Slidable locking means between the stapler and the adapter
A detachable pipe joint having a configuration having the locking means
Is a slide ring that can slide on the adapter,
A locking wedge that can be clamped between the puller and the adapter,
And a control pin for connecting Further, the locking wedge is slidable in a wedge receiving vertical groove provided in the adapter, and is inserted and removed into an annular wedge locking groove provided in the coupler,
The slide ring is always urged in the locking direction by a coil spring. Furthermore, the locking wedge is substantially inverted and has a sloped bottom in the wedge receiving flute for completely receiving the locking wedge. The slide ring of the locking means is provided with a lock pin, and is a detachable pipe joint to be engaged with the restraining means of the adapter.

Claims (7)

[Claims] 1. A coupling capable of detachably connecting a coupler and an adapter made of a tubular body, wherein an inner peripheral surface of the coupler and an outer peripheral surface of the adapter are sealed by an O-ring provided on an inner surface of the coupler. A detachable pipe joint characterized by having locking means slidable with an adapter. 2. The locking means according to claim 1, wherein the locking means comprises a slide ring slidable on the adapter, a locking wedge squeezable between the coupler and the adapter, and a control pin connecting the two.
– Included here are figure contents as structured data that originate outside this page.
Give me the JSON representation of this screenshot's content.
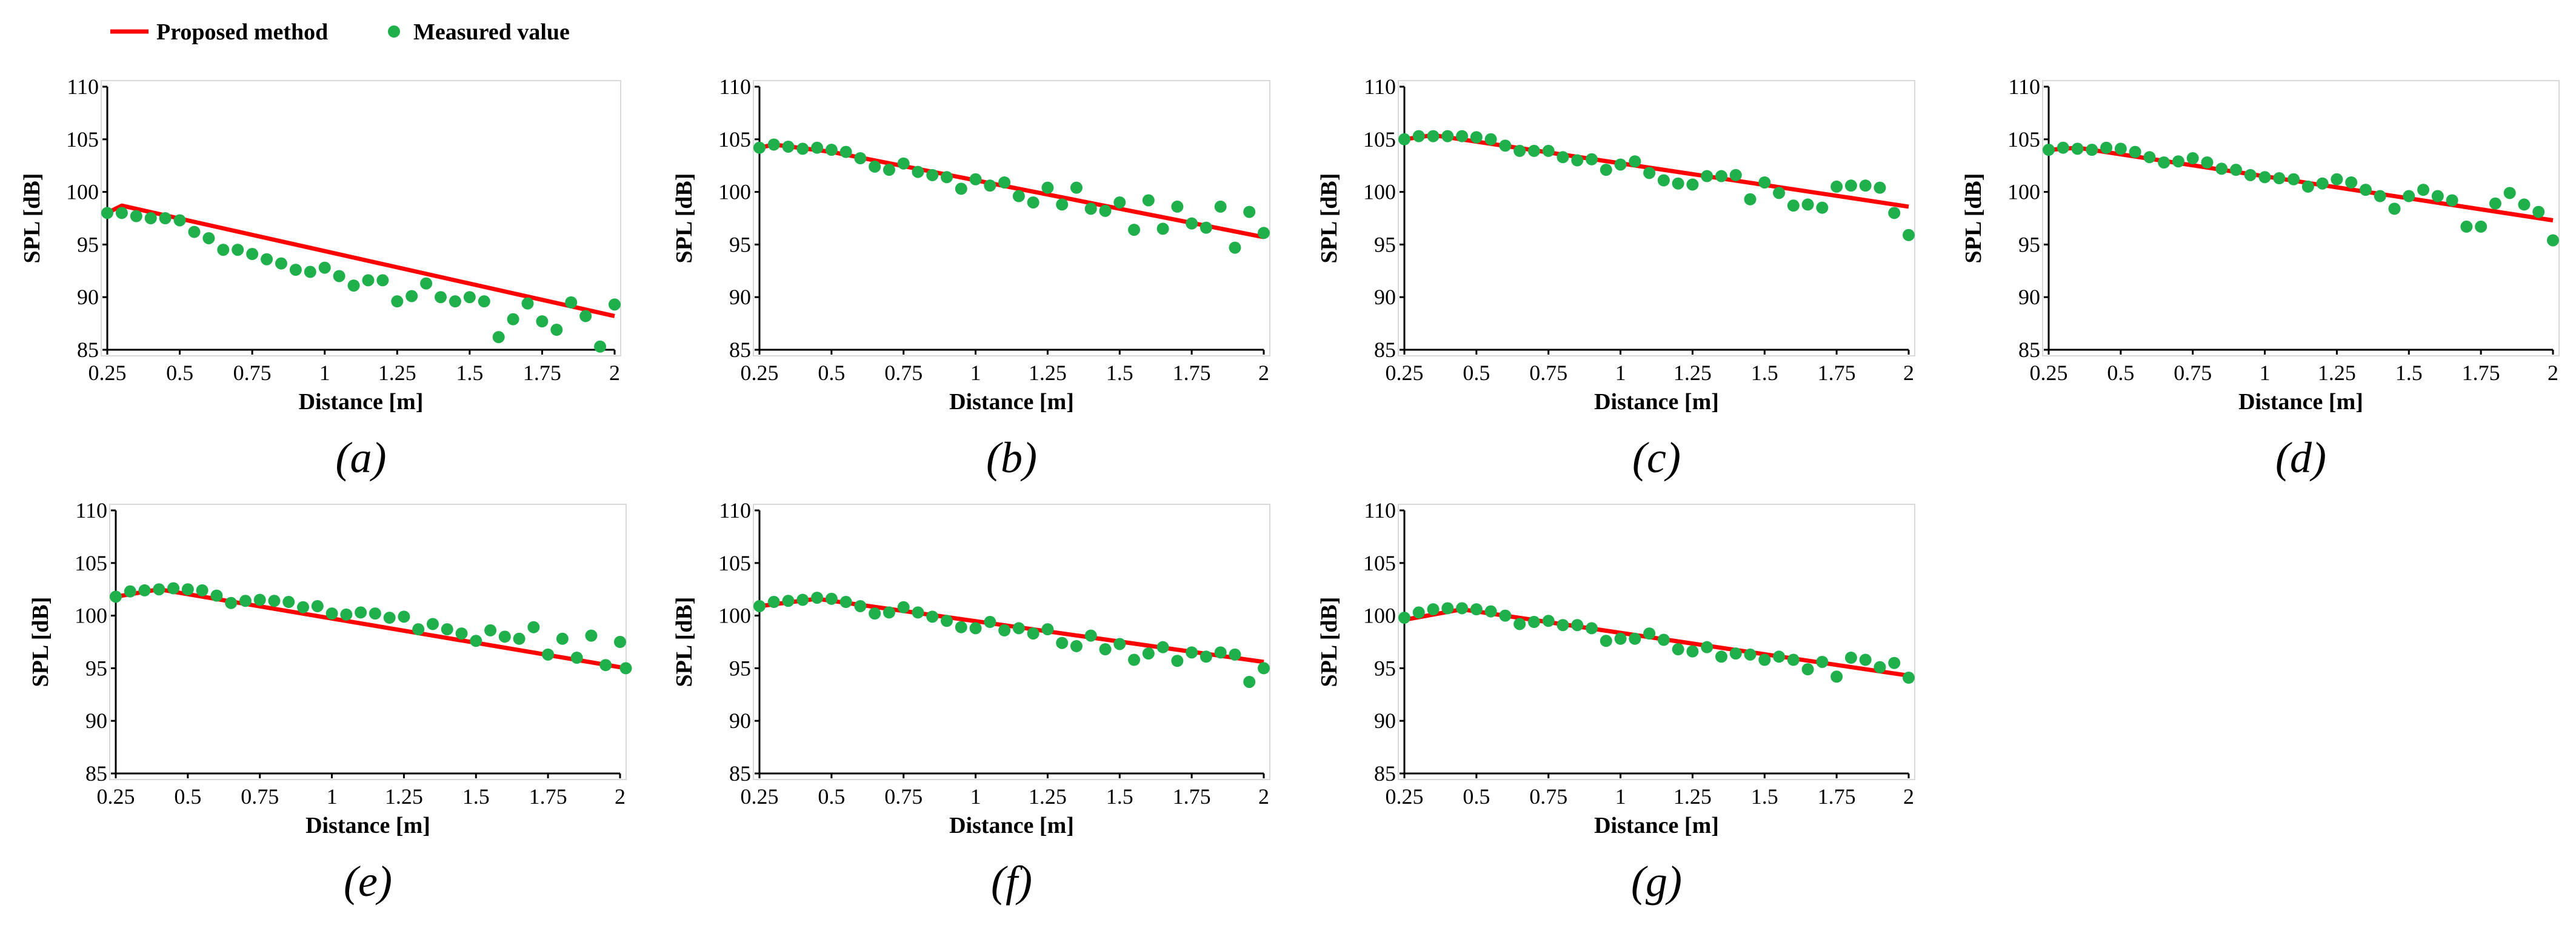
{
  "legend": {
    "line_label": "Proposed method",
    "marker_label": "Measured value"
  },
  "colors": {
    "line": "#ff0000",
    "marker": "#1fb04b",
    "axis": "#000000",
    "frame": "#d9d9d9"
  },
  "chart_data": [
    {
      "type": "line+scatter",
      "panel": "(a)",
      "xlabel": "Distance [m]",
      "ylabel": "SPL [dB]",
      "xlim": [
        0.25,
        2
      ],
      "ylim": [
        85,
        110
      ],
      "xticks": [
        "0.25",
        "0.5",
        "0.75",
        "1",
        "1.25",
        "1.5",
        "1.75",
        "2"
      ],
      "yticks": [
        "85",
        "90",
        "95",
        "100",
        "105",
        "110"
      ],
      "proposed": [
        [
          0.25,
          98
        ],
        [
          0.3,
          98.7
        ],
        [
          2,
          88.2
        ]
      ],
      "measured": [
        [
          0.25,
          98
        ],
        [
          0.3,
          98
        ],
        [
          0.35,
          97.7
        ],
        [
          0.4,
          97.5
        ],
        [
          0.45,
          97.5
        ],
        [
          0.5,
          97.3
        ],
        [
          0.55,
          96.2
        ],
        [
          0.6,
          95.6
        ],
        [
          0.65,
          94.5
        ],
        [
          0.7,
          94.5
        ],
        [
          0.75,
          94.1
        ],
        [
          0.8,
          93.6
        ],
        [
          0.85,
          93.2
        ],
        [
          0.9,
          92.6
        ],
        [
          0.95,
          92.4
        ],
        [
          1,
          92.8
        ],
        [
          1.05,
          92
        ],
        [
          1.1,
          91.1
        ],
        [
          1.15,
          91.6
        ],
        [
          1.2,
          91.6
        ],
        [
          1.25,
          89.6
        ],
        [
          1.3,
          90.1
        ],
        [
          1.35,
          91.3
        ],
        [
          1.4,
          90
        ],
        [
          1.45,
          89.6
        ],
        [
          1.5,
          90
        ],
        [
          1.55,
          89.6
        ],
        [
          1.6,
          86.2
        ],
        [
          1.65,
          87.9
        ],
        [
          1.7,
          89.4
        ],
        [
          1.75,
          87.7
        ],
        [
          1.8,
          86.9
        ],
        [
          1.85,
          89.5
        ],
        [
          1.9,
          88.2
        ],
        [
          1.95,
          85.3
        ],
        [
          2,
          89.3
        ]
      ]
    },
    {
      "type": "line+scatter",
      "panel": "(b)",
      "xlabel": "Distance [m]",
      "ylabel": "SPL [dB]",
      "xlim": [
        0.25,
        2
      ],
      "ylim": [
        85,
        110
      ],
      "xticks": [
        "0.25",
        "0.5",
        "0.75",
        "1",
        "1.25",
        "1.5",
        "1.75",
        "2"
      ],
      "yticks": [
        "85",
        "90",
        "95",
        "100",
        "105",
        "110"
      ],
      "proposed": [
        [
          0.25,
          104.2
        ],
        [
          0.3,
          104.5
        ],
        [
          0.5,
          103.8
        ],
        [
          2,
          95.7
        ]
      ],
      "measured": [
        [
          0.25,
          104.2
        ],
        [
          0.3,
          104.5
        ],
        [
          0.35,
          104.3
        ],
        [
          0.4,
          104.1
        ],
        [
          0.45,
          104.2
        ],
        [
          0.5,
          104
        ],
        [
          0.55,
          103.8
        ],
        [
          0.6,
          103.2
        ],
        [
          0.65,
          102.4
        ],
        [
          0.7,
          102.1
        ],
        [
          0.75,
          102.7
        ],
        [
          0.8,
          101.9
        ],
        [
          0.85,
          101.6
        ],
        [
          0.9,
          101.4
        ],
        [
          0.95,
          100.3
        ],
        [
          1,
          101.2
        ],
        [
          1.05,
          100.6
        ],
        [
          1.1,
          100.9
        ],
        [
          1.15,
          99.6
        ],
        [
          1.2,
          99
        ],
        [
          1.25,
          100.4
        ],
        [
          1.3,
          98.8
        ],
        [
          1.35,
          100.4
        ],
        [
          1.4,
          98.4
        ],
        [
          1.45,
          98.2
        ],
        [
          1.5,
          99
        ],
        [
          1.55,
          96.4
        ],
        [
          1.6,
          99.2
        ],
        [
          1.65,
          96.5
        ],
        [
          1.7,
          98.6
        ],
        [
          1.75,
          97
        ],
        [
          1.8,
          96.6
        ],
        [
          1.85,
          98.6
        ],
        [
          1.9,
          94.7
        ],
        [
          1.95,
          98.1
        ],
        [
          2,
          96.1
        ]
      ]
    },
    {
      "type": "line+scatter",
      "panel": "(c)",
      "xlabel": "Distance [m]",
      "ylabel": "SPL [dB]",
      "xlim": [
        0.25,
        2
      ],
      "ylim": [
        85,
        110
      ],
      "xticks": [
        "0.25",
        "0.5",
        "0.75",
        "1",
        "1.25",
        "1.5",
        "1.75",
        "2"
      ],
      "yticks": [
        "85",
        "90",
        "95",
        "100",
        "105",
        "110"
      ],
      "proposed": [
        [
          0.25,
          105
        ],
        [
          0.35,
          105.4
        ],
        [
          2,
          98.6
        ]
      ],
      "measured": [
        [
          0.25,
          105
        ],
        [
          0.3,
          105.3
        ],
        [
          0.35,
          105.3
        ],
        [
          0.4,
          105.3
        ],
        [
          0.45,
          105.3
        ],
        [
          0.5,
          105.2
        ],
        [
          0.55,
          105
        ],
        [
          0.6,
          104.4
        ],
        [
          0.65,
          103.9
        ],
        [
          0.7,
          103.9
        ],
        [
          0.75,
          103.9
        ],
        [
          0.8,
          103.3
        ],
        [
          0.85,
          103
        ],
        [
          0.9,
          103.1
        ],
        [
          0.95,
          102.1
        ],
        [
          1,
          102.6
        ],
        [
          1.05,
          102.9
        ],
        [
          1.1,
          101.8
        ],
        [
          1.15,
          101.1
        ],
        [
          1.2,
          100.8
        ],
        [
          1.25,
          100.7
        ],
        [
          1.3,
          101.5
        ],
        [
          1.35,
          101.5
        ],
        [
          1.4,
          101.6
        ],
        [
          1.45,
          99.3
        ],
        [
          1.5,
          100.9
        ],
        [
          1.55,
          99.9
        ],
        [
          1.6,
          98.7
        ],
        [
          1.65,
          98.8
        ],
        [
          1.7,
          98.5
        ],
        [
          1.75,
          100.5
        ],
        [
          1.8,
          100.6
        ],
        [
          1.85,
          100.6
        ],
        [
          1.9,
          100.4
        ],
        [
          1.95,
          98
        ],
        [
          2,
          95.9
        ]
      ]
    },
    {
      "type": "line+scatter",
      "panel": "(d)",
      "xlabel": "Distance [m]",
      "ylabel": "SPL [dB]",
      "xlim": [
        0.25,
        2
      ],
      "ylim": [
        85,
        110
      ],
      "xticks": [
        "0.25",
        "0.5",
        "0.75",
        "1",
        "1.25",
        "1.5",
        "1.75",
        "2"
      ],
      "yticks": [
        "85",
        "90",
        "95",
        "100",
        "105",
        "110"
      ],
      "proposed": [
        [
          0.25,
          104
        ],
        [
          0.35,
          104.2
        ],
        [
          2,
          97.3
        ]
      ],
      "measured": [
        [
          0.25,
          104
        ],
        [
          0.3,
          104.2
        ],
        [
          0.35,
          104.1
        ],
        [
          0.4,
          104
        ],
        [
          0.45,
          104.2
        ],
        [
          0.5,
          104.1
        ],
        [
          0.55,
          103.8
        ],
        [
          0.6,
          103.3
        ],
        [
          0.65,
          102.8
        ],
        [
          0.7,
          102.9
        ],
        [
          0.75,
          103.2
        ],
        [
          0.8,
          102.8
        ],
        [
          0.85,
          102.2
        ],
        [
          0.9,
          102.1
        ],
        [
          0.95,
          101.6
        ],
        [
          1,
          101.4
        ],
        [
          1.05,
          101.3
        ],
        [
          1.1,
          101.2
        ],
        [
          1.15,
          100.5
        ],
        [
          1.2,
          100.8
        ],
        [
          1.25,
          101.2
        ],
        [
          1.3,
          100.9
        ],
        [
          1.35,
          100.2
        ],
        [
          1.4,
          99.6
        ],
        [
          1.45,
          98.4
        ],
        [
          1.5,
          99.6
        ],
        [
          1.55,
          100.2
        ],
        [
          1.6,
          99.6
        ],
        [
          1.65,
          99.2
        ],
        [
          1.7,
          96.7
        ],
        [
          1.75,
          96.7
        ],
        [
          1.8,
          98.9
        ],
        [
          1.85,
          99.9
        ],
        [
          1.9,
          98.8
        ],
        [
          1.95,
          98.1
        ],
        [
          2,
          95.4
        ]
      ]
    },
    {
      "type": "line+scatter",
      "panel": "(e)",
      "xlabel": "Distance [m]",
      "ylabel": "SPL [dB]",
      "xlim": [
        0.25,
        2
      ],
      "ylim": [
        85,
        110
      ],
      "xticks": [
        "0.25",
        "0.5",
        "0.75",
        "1",
        "1.25",
        "1.5",
        "1.75",
        "2"
      ],
      "yticks": [
        "85",
        "90",
        "95",
        "100",
        "105",
        "110"
      ],
      "proposed": [
        [
          0.25,
          101.8
        ],
        [
          0.4,
          102.5
        ],
        [
          2,
          95.1
        ]
      ],
      "measured": [
        [
          0.25,
          101.8
        ],
        [
          0.3,
          102.3
        ],
        [
          0.35,
          102.4
        ],
        [
          0.4,
          102.5
        ],
        [
          0.45,
          102.6
        ],
        [
          0.5,
          102.5
        ],
        [
          0.55,
          102.4
        ],
        [
          0.6,
          101.9
        ],
        [
          0.65,
          101.2
        ],
        [
          0.7,
          101.4
        ],
        [
          0.75,
          101.5
        ],
        [
          0.8,
          101.4
        ],
        [
          0.85,
          101.3
        ],
        [
          0.9,
          100.8
        ],
        [
          0.95,
          100.9
        ],
        [
          1,
          100.2
        ],
        [
          1.05,
          100.1
        ],
        [
          1.1,
          100.3
        ],
        [
          1.15,
          100.2
        ],
        [
          1.2,
          99.8
        ],
        [
          1.25,
          99.9
        ],
        [
          1.3,
          98.7
        ],
        [
          1.35,
          99.2
        ],
        [
          1.4,
          98.7
        ],
        [
          1.45,
          98.3
        ],
        [
          1.5,
          97.6
        ],
        [
          1.55,
          98.6
        ],
        [
          1.6,
          98
        ],
        [
          1.65,
          97.8
        ],
        [
          1.7,
          98.9
        ],
        [
          1.75,
          96.3
        ],
        [
          1.8,
          97.8
        ],
        [
          1.85,
          96
        ],
        [
          1.9,
          98.1
        ],
        [
          1.95,
          95.3
        ],
        [
          2,
          97.5
        ],
        [
          2.02,
          95
        ]
      ]
    },
    {
      "type": "line+scatter",
      "panel": "(f)",
      "xlabel": "Distance [m]",
      "ylabel": "SPL [dB]",
      "xlim": [
        0.25,
        2
      ],
      "ylim": [
        85,
        110
      ],
      "xticks": [
        "0.25",
        "0.5",
        "0.75",
        "1",
        "1.25",
        "1.5",
        "1.75",
        "2"
      ],
      "yticks": [
        "85",
        "90",
        "95",
        "100",
        "105",
        "110"
      ],
      "proposed": [
        [
          0.25,
          100.9
        ],
        [
          0.45,
          101.6
        ],
        [
          2,
          95.6
        ]
      ],
      "measured": [
        [
          0.25,
          100.9
        ],
        [
          0.3,
          101.3
        ],
        [
          0.35,
          101.4
        ],
        [
          0.4,
          101.5
        ],
        [
          0.45,
          101.7
        ],
        [
          0.5,
          101.6
        ],
        [
          0.55,
          101.3
        ],
        [
          0.6,
          100.9
        ],
        [
          0.65,
          100.2
        ],
        [
          0.7,
          100.3
        ],
        [
          0.75,
          100.8
        ],
        [
          0.8,
          100.3
        ],
        [
          0.85,
          99.9
        ],
        [
          0.9,
          99.5
        ],
        [
          0.95,
          98.9
        ],
        [
          1,
          98.8
        ],
        [
          1.05,
          99.4
        ],
        [
          1.1,
          98.6
        ],
        [
          1.15,
          98.8
        ],
        [
          1.2,
          98.3
        ],
        [
          1.25,
          98.7
        ],
        [
          1.3,
          97.4
        ],
        [
          1.35,
          97.1
        ],
        [
          1.4,
          98.1
        ],
        [
          1.45,
          96.8
        ],
        [
          1.5,
          97.3
        ],
        [
          1.55,
          95.8
        ],
        [
          1.6,
          96.4
        ],
        [
          1.65,
          97
        ],
        [
          1.7,
          95.7
        ],
        [
          1.75,
          96.5
        ],
        [
          1.8,
          96.1
        ],
        [
          1.85,
          96.5
        ],
        [
          1.9,
          96.3
        ],
        [
          1.95,
          93.7
        ],
        [
          2,
          95
        ]
      ]
    },
    {
      "type": "line+scatter",
      "panel": "(g)",
      "xlabel": "Distance [m]",
      "ylabel": "SPL [dB]",
      "xlim": [
        0.25,
        2
      ],
      "ylim": [
        85,
        110
      ],
      "xticks": [
        "0.25",
        "0.5",
        "0.75",
        "1",
        "1.25",
        "1.5",
        "1.75",
        "2"
      ],
      "yticks": [
        "85",
        "90",
        "95",
        "100",
        "105",
        "110"
      ],
      "proposed": [
        [
          0.25,
          99.6
        ],
        [
          0.45,
          100.6
        ],
        [
          2,
          94.3
        ]
      ],
      "measured": [
        [
          0.25,
          99.8
        ],
        [
          0.3,
          100.3
        ],
        [
          0.35,
          100.6
        ],
        [
          0.4,
          100.7
        ],
        [
          0.45,
          100.7
        ],
        [
          0.5,
          100.6
        ],
        [
          0.55,
          100.4
        ],
        [
          0.6,
          100
        ],
        [
          0.65,
          99.2
        ],
        [
          0.7,
          99.4
        ],
        [
          0.75,
          99.5
        ],
        [
          0.8,
          99.1
        ],
        [
          0.85,
          99.1
        ],
        [
          0.9,
          98.8
        ],
        [
          0.95,
          97.6
        ],
        [
          1,
          97.8
        ],
        [
          1.05,
          97.8
        ],
        [
          1.1,
          98.3
        ],
        [
          1.15,
          97.7
        ],
        [
          1.2,
          96.8
        ],
        [
          1.25,
          96.6
        ],
        [
          1.3,
          97
        ],
        [
          1.35,
          96.1
        ],
        [
          1.4,
          96.4
        ],
        [
          1.45,
          96.3
        ],
        [
          1.5,
          95.8
        ],
        [
          1.55,
          96.1
        ],
        [
          1.6,
          95.8
        ],
        [
          1.65,
          94.9
        ],
        [
          1.7,
          95.6
        ],
        [
          1.75,
          94.2
        ],
        [
          1.8,
          96
        ],
        [
          1.85,
          95.8
        ],
        [
          1.9,
          95.1
        ],
        [
          1.95,
          95.5
        ],
        [
          2,
          94.1
        ]
      ]
    }
  ]
}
Detachable type pipe fitting. 3. The locking wedge is slidable in a wedge receiving vertical groove provided in the adapter, and is inserted and removed into an annular wedge locking groove provided in the coupler. Detachable type pipe fitting. 4. The detachable pipe joint according to claim 2, wherein said slide ring is always urged in a locking direction by a coil spring. 5. The locking wedge according to claim 3, wherein the locking wedge has a substantially inverted shape, and the receiving flute has an inclined bottom surface for completely receiving the locking wedge. A detachable pipe joint as described in the above. 6. The detachable pipe joint according to claim 1, wherein a lock pin is provided on a slide ring of the locking means and engages with a restraining means of the adapter. 7. The detachable pipe joint according to claim 6, wherein said restraining means is an annular groove having a U-shaped cross section.